Toch werd Nihoul, vóór het onzalige ­Dutroux-jaar 1996, nooit in verband gebracht met kindermisbruik. Een stigma dat tot de dag van zijn dood aan hem heeft gekleefd, maar dat hij altijd heftig is blijven ontkennen. ‘Ik zal niet naar de hemel gaan. Ik ben geen heilige. Maar de duivel ben ik ook niet. Ik ben vader en grootvader. Ik zie mijn kleinkinderen graag. Aan kinderen raak je niet’, aldus Nihoul in 2008 bij de voorstelling van zijn boek Slaap zacht over de zaak-Dutroux.

Complotdenkers

In 1996 werd Michel Nihoul, de man in pak en das, plots het gedroomde cadeau voor complotdenkers die meenden dat er meer moest zitten achter de misdaden van Marc Dutroux dan alleen maar de marginale psychopaat Dutroux en zijn criminele handlangers Michel Lelièvre en Michelle Martin. Nihoul had in 1996, bij een van zijn vele handeltjes, 5.000 xtc-pillen gestolen van een kennis en probeerde die via de drugsverslaafde Michel Lelièvre aan de man te brengen.

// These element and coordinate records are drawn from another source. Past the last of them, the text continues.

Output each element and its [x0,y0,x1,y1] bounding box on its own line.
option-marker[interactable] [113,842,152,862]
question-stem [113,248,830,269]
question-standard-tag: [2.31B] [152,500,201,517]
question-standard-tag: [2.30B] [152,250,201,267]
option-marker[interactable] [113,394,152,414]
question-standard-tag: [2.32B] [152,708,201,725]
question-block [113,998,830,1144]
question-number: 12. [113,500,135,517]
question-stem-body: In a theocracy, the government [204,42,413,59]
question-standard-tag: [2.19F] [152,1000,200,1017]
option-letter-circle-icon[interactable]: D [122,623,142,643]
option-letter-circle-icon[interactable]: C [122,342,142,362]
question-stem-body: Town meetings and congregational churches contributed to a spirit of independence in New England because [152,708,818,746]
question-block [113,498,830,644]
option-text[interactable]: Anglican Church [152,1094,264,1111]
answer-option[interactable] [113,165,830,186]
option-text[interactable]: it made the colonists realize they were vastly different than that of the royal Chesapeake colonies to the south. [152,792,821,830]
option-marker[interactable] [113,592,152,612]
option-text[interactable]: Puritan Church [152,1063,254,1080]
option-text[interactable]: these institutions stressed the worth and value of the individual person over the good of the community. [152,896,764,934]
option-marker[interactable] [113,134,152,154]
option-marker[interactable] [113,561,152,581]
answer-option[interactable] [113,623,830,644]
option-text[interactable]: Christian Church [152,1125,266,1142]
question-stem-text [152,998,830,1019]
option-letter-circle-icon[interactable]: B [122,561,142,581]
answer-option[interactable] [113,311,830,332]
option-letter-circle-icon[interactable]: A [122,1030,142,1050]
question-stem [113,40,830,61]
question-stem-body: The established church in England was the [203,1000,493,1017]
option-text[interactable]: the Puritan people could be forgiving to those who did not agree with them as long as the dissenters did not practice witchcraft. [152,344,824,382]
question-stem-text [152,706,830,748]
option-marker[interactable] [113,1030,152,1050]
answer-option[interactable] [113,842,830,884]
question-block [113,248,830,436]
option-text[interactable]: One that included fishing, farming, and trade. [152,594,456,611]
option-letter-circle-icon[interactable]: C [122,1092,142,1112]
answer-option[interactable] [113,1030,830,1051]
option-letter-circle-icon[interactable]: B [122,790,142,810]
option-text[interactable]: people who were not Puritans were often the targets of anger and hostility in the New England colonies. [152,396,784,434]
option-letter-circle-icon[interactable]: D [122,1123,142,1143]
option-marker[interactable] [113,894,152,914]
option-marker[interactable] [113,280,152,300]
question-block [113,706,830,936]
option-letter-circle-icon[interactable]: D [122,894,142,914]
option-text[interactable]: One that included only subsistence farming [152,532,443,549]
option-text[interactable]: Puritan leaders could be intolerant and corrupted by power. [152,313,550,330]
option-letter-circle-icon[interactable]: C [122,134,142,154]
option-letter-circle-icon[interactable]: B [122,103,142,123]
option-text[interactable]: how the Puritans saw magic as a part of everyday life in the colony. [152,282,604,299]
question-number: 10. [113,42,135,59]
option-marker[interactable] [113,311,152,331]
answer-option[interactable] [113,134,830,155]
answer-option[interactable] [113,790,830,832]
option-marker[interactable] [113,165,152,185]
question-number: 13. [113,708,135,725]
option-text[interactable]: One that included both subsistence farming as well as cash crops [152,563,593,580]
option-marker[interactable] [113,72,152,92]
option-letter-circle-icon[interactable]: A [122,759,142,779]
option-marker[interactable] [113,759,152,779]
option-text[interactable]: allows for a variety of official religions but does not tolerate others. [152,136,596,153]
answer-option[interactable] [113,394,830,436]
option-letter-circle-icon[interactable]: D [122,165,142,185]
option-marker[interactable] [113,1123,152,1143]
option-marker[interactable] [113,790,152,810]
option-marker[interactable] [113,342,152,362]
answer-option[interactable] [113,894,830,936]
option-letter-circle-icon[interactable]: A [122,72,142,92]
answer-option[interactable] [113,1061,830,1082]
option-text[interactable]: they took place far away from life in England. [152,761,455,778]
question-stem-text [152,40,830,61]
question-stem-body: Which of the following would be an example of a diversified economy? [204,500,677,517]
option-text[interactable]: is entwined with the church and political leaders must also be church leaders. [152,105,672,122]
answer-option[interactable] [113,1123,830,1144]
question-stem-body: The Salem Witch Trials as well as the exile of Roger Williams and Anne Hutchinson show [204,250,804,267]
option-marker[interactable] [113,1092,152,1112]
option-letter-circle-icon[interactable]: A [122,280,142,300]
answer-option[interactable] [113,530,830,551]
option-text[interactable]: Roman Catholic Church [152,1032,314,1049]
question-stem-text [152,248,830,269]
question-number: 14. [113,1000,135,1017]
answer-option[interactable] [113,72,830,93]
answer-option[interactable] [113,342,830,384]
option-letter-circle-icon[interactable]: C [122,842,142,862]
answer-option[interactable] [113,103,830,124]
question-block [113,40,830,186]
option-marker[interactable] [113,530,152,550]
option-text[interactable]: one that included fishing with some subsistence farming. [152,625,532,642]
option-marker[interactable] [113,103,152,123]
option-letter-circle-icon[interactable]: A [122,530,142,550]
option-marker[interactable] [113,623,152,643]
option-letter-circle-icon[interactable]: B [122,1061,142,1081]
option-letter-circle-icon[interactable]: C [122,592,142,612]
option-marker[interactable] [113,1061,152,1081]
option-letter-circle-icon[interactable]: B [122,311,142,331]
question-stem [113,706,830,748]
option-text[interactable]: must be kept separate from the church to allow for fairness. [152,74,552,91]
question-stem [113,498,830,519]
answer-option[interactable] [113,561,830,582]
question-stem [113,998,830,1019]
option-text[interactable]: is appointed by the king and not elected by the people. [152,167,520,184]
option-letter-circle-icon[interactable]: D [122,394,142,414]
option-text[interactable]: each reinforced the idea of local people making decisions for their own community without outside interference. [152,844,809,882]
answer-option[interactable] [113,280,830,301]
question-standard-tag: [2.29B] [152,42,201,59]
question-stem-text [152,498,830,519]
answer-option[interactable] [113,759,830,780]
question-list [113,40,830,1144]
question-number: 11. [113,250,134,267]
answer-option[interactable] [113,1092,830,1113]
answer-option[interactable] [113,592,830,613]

Voor onderzoeksrechter Jean-Marc Connerotte en sommige van zijn speurders was het duidelijk: de man met de boeventronie in zijn nette pak moest de ontbrekende schakel zijn tussen de bende-Dutroux en de machtige kindermisbruikers van dit land. Maar het hof van assisen in Aarlen besliste in 2004 dat daar geen bewijs voor was. ­Nihoul werd tot vijf jaar cel veroordeeld, omdat hij samen met Marc Dutroux en Michel Lelièvre xtc-pillen had gedeald. Maar voor de kinderontvoeringen werd hij vrijgesproken. Er was dus geen netwerk-Dutroux met Nihoul aan het hoofd.

Sinds zijn vrijlating in 2006 woonden Nihoul en De Cokere in Zeebrugge waar De Cokere vandaan komt. Ze woonden er jarenlang in penibele omstandigheden in een kelderappartement. Niemand wilde aan hen verhuren. Vijf jaar later, in 2011, ging het nog altijd niet echt beter met hen.

‘Ik ben ondertussen gepantserd tegen de blikken van anderen’, zei Nihoul toen aan De Standaard. ‘En ik hoor niet meer zo goed. Daardoor ontgaan me ook hun opmerkingen. De blikken zijn minder vijandig geworden. Het is veeleer uit nieuwsgierigheid dat mensen me nu aanstaren. Dat neemt niet weg dat ik nog altijd, zo nu en dan, de huid vol gescholden word. En er zijn nog altijd mensen die me dood willen.’